Rogo camper rom: mons. Lojudice (Roma), “mettiamoci in gioco perché nessun bambino soffra o muoia in modo così atroce”

Un pensiero ai piccoli orfani o abbandonati a causa della miseria e della disgregazione familiare, ai fanciulli vittime innocenti dell’Aids o della guerra e dei tanti conflitti armati in atto in diverse parti del mondo, all’infanzia che muore a causa della miseria, della siccità e della fame. Lo ha rivolto stasera, nella basilica di Santa Maria in Trastevere, mons. Paolo Lojudice, vescovo delegato Migrantes del Lazio e membro della Commissione Cei per le migrazioni, nell’omelia della veglia di preghiera per le tre vittime del rogo di Centocelle a Roma, nel quale ieri hanno perso la vita tre ragazze rom. “La Chiesa non dimentica questi suoi figli più piccoli”, ha sottolineato il presule che è anche ausiliare di Roma, citando una frase di papa Benedetto. Quante “stragi di innocenti”: “Davanti alla tragedia della perdita dei figli, una madre non può accettare parole o gesti di consolazione, che sono sempre inadeguati, mai capaci di lenire il dolore di una ferita che non può e non vuole essere rimarginata. Un dolore proporzionale all’amore. Ogni madre sa tutto questo; e sono tante, anche oggi, le madri che piangono, che non si rassegnano alla perdita di un figlio, inconsolabili davanti a una morte impossibile da accettare”. Oggi, “nel nostro occidente, nella nostra Italia, nella nostra grande e splendida città di Roma un bambino non può vivere in mezzo alla strada, non può essere rosicchiato dai topi mentre dorme in una baracca, non può essere arso vivo per nessun motivo al mondo… Uccidere anche un solo bambino è uccidere la società, il futuro, noi stessi”. In questo momento “tutti pensiamo alle responsabilità di questa tristissima vicenda e ovviamente a quella di chi ha commesso il fatto”, ma “sarebbe facile scaricarci le coscienze pensando al colpevole, ad ‘un’colpevole: ma il colpevole è uno solo? Ne siamo convinti? E le nostre responsabilità dove sono? Quali sono? Sia quella della società civile, dell’amministrazione pubblica che non ha vigilato a sufficienza … sia quella della comunità cristiana troppo presa da altri problemi…troppo discriminante…”.
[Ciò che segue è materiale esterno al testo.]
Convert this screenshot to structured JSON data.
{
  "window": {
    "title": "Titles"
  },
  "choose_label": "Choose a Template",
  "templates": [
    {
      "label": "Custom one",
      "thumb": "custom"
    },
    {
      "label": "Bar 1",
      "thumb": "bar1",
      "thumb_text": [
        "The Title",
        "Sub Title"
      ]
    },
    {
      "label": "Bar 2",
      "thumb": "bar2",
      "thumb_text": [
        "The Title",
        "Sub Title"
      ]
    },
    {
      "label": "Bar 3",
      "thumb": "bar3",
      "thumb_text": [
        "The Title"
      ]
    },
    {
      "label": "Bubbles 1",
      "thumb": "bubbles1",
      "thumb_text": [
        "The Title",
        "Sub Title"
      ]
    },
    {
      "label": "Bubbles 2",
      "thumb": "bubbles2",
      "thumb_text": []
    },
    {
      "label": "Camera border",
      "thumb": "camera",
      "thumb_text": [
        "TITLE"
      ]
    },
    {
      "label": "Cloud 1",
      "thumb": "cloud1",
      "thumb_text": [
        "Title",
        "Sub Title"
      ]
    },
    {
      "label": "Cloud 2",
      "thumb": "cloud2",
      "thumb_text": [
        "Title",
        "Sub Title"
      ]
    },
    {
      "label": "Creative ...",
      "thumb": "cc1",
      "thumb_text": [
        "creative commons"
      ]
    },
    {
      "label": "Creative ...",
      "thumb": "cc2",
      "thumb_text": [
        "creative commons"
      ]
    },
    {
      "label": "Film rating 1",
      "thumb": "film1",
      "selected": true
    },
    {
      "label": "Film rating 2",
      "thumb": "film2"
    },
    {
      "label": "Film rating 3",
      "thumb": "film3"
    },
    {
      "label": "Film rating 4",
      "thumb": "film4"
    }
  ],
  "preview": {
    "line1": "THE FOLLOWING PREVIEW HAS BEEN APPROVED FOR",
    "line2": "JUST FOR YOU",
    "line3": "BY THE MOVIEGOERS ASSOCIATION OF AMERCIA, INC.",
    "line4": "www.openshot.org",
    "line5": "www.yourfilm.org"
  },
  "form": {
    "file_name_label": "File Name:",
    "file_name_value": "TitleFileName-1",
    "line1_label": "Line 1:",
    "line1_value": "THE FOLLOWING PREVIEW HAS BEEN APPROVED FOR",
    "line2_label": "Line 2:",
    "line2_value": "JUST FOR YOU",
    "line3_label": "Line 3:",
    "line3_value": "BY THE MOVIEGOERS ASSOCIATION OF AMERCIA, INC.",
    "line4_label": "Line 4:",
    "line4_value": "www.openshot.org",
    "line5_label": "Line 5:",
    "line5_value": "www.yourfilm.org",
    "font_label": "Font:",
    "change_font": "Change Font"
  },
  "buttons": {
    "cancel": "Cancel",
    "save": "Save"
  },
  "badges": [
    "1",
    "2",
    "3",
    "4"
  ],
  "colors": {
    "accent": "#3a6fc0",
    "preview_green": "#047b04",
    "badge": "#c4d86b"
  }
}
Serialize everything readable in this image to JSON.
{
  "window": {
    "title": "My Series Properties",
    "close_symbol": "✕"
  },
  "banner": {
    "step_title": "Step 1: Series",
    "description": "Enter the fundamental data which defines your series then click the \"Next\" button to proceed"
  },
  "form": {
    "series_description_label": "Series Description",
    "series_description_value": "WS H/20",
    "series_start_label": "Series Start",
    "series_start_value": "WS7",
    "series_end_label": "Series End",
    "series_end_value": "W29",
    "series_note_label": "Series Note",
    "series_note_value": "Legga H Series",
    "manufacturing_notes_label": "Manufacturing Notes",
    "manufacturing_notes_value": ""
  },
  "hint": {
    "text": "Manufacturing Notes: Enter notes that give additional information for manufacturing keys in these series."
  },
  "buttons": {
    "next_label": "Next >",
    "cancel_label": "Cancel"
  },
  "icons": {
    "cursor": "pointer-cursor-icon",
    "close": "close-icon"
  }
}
Dopo aver lodato iniziative come i centri diurni, le scuole della pace, i doposcuola parrocchiali per offrire ai bambini rom “una attenzione che non è solo di circostanza ma è profonda, significativa e, a volte, salvifica”, mons. Lojudice ha puntato il dito contro “accuse postume” e “lacrime di coccodrillo”. “L’unica cosa che serve – ha avvertito – è unire le nostre forze, quelle sane, quelle solide presenti nelle nostre comunità”. E allora, “basta con i conflitti ideologici, pregiudiziali nella società e anche nella Chiesa: mettiamoci in gioco perché nessun bambino soffra, subisca violenza o addirittura muoia di morte violenta, in una maniera così atroce e così devastante, come è accaduto l’altra notte a Francesca, Angelica ed Elisabeth”.